Cricket Australia has announced the first Test against India, which was to have started in Brisbane on Thursday, has been postponed. Hughes' funeral will be at his home town Macksville on the NSW north coast on Wednesday.

"Every case is different," Hoiles said.

"For rugby, it's 80 minutes. You kick off, it's non-stop, there's adrenalin pumping, so you don't have too much time to think about it. Whereas in cricket there's a lot of down time. I'd imagine it might be tougher for the cricketers to try and get through five days of Test cricket where it takes enormous concentration. I think they're in a much harder position than what we were.

"I'd be lying if I said [Shawn's death] hadn't crossed my mind this week; it has made me think about him more. It was overwhelming to see the amount of support Shawn's family got through the rugby community and then you look at cricket. It's our national game, the support has been incredible – there's people from all parts of the world paying tribute to him.

"I never knew Phil Hughes, but you read his story and think, 'wow, he's only 25' ... you can see why the cricketers have been hit so hard."

Present Brumbies captain Stephen Moore admitted he too had thought of Mackay this week.

"It's all the same emotions coming back that our players felt when you lose someone close to you, a teammate in a team sport," Moore said.

"You spend so much time together, you go through so much, highs and lows. When you lose someone from that group it's a real shock. It definitely brought back memories of that time.

"But you get a lot of strength from your teammates in those situations. You might be feeling pretty down, but to be around the boys and do something together can be really powerful."

Former Brumbies and Wallabies captain Stirling Mortlock was with Mackay on the night of the accident in 2009.

"You can never prepare anyone for that situation," Mortlock said.

"Seeing [the Hughes death] did take the memory back to 2009 when we went through that tragedy. You'd never wish it upon any team or any person.

"But that's where the fantastic attributes of sport shine through. It's certainly been the case, being a bystander and watching the cricketers. You really see the support, the brotherhood and family. They're all helping each other get through this horrific circumstance."

The first Brumbies game after Mackay's death was against the Stormers from South Africa, at Canberra Stadium on April 11, 2009. It was in heavy rain.

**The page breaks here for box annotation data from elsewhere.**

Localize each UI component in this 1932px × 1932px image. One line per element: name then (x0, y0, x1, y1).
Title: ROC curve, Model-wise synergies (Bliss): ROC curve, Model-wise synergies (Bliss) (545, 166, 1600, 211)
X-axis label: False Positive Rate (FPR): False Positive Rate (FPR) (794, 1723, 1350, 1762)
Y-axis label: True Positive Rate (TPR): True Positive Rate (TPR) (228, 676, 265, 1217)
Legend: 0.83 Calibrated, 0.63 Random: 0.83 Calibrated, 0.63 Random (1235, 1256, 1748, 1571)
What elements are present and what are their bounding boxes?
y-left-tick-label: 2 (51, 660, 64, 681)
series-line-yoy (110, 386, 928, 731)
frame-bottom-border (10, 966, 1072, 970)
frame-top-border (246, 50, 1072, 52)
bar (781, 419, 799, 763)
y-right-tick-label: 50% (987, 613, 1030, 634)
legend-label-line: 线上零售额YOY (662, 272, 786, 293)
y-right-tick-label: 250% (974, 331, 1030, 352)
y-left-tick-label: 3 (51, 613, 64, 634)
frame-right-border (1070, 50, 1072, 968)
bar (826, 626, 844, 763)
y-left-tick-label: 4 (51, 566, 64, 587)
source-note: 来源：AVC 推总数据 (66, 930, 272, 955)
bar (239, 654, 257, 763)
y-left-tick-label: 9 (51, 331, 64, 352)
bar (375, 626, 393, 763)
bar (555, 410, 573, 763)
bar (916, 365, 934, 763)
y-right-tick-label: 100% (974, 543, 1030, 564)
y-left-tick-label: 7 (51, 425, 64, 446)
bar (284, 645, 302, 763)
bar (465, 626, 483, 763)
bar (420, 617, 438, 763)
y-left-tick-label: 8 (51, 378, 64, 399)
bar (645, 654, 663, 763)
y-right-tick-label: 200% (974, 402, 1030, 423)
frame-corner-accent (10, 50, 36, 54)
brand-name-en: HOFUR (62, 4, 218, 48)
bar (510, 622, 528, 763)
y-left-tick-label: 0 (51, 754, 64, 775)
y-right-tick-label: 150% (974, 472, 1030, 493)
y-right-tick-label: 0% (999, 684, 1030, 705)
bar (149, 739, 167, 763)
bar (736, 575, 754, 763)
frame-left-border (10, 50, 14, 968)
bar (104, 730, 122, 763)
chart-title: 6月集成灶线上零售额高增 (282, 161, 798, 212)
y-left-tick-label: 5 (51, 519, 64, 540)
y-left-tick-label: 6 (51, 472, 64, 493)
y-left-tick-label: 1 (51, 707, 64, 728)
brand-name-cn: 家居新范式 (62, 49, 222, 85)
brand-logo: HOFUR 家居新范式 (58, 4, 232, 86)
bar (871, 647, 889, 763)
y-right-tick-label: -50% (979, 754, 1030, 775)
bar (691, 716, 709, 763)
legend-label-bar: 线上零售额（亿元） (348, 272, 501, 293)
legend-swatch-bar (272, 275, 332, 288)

With Mackay's name embroidered into their jerseys, on top of every player's heart, it was one of his schoolmates and best friends, half Patrick Phibbs, who fittingly scored the match-defining try for a 17-10 Brumbies win.

"Phibbsy looked up to the heavens and it was pretty emotional for everyone," said Hoiles, who missed the game through injury. "We had Shawn's funeral the following week, then we had to play the Saturday after that too. That was hard again.

"We don't forget Shawn's birthday or the anniversary of his death. There's probably half a dozen of us from the same school [Sydney's Waverley College] who try to catch up every year."

Hoiles counts himself "fortunate" he was injured and was not in South Africa at the time of Mackay's accident. He had always tried to envisage where and how it had happened, so visited the spot while on tour with the NSW Waratahs this year.

"I wasn't scarred by the incident the guys saw; apparently it was a tough scene to deal with," Hoiles said. "It was only this year on a [NSW] Waratahs tour that a security guard took me to the spot and walked me through it.

"I don't know if it makes it easier or harder ... I don't know if it was closure, but for so many years you try to imagine this scene."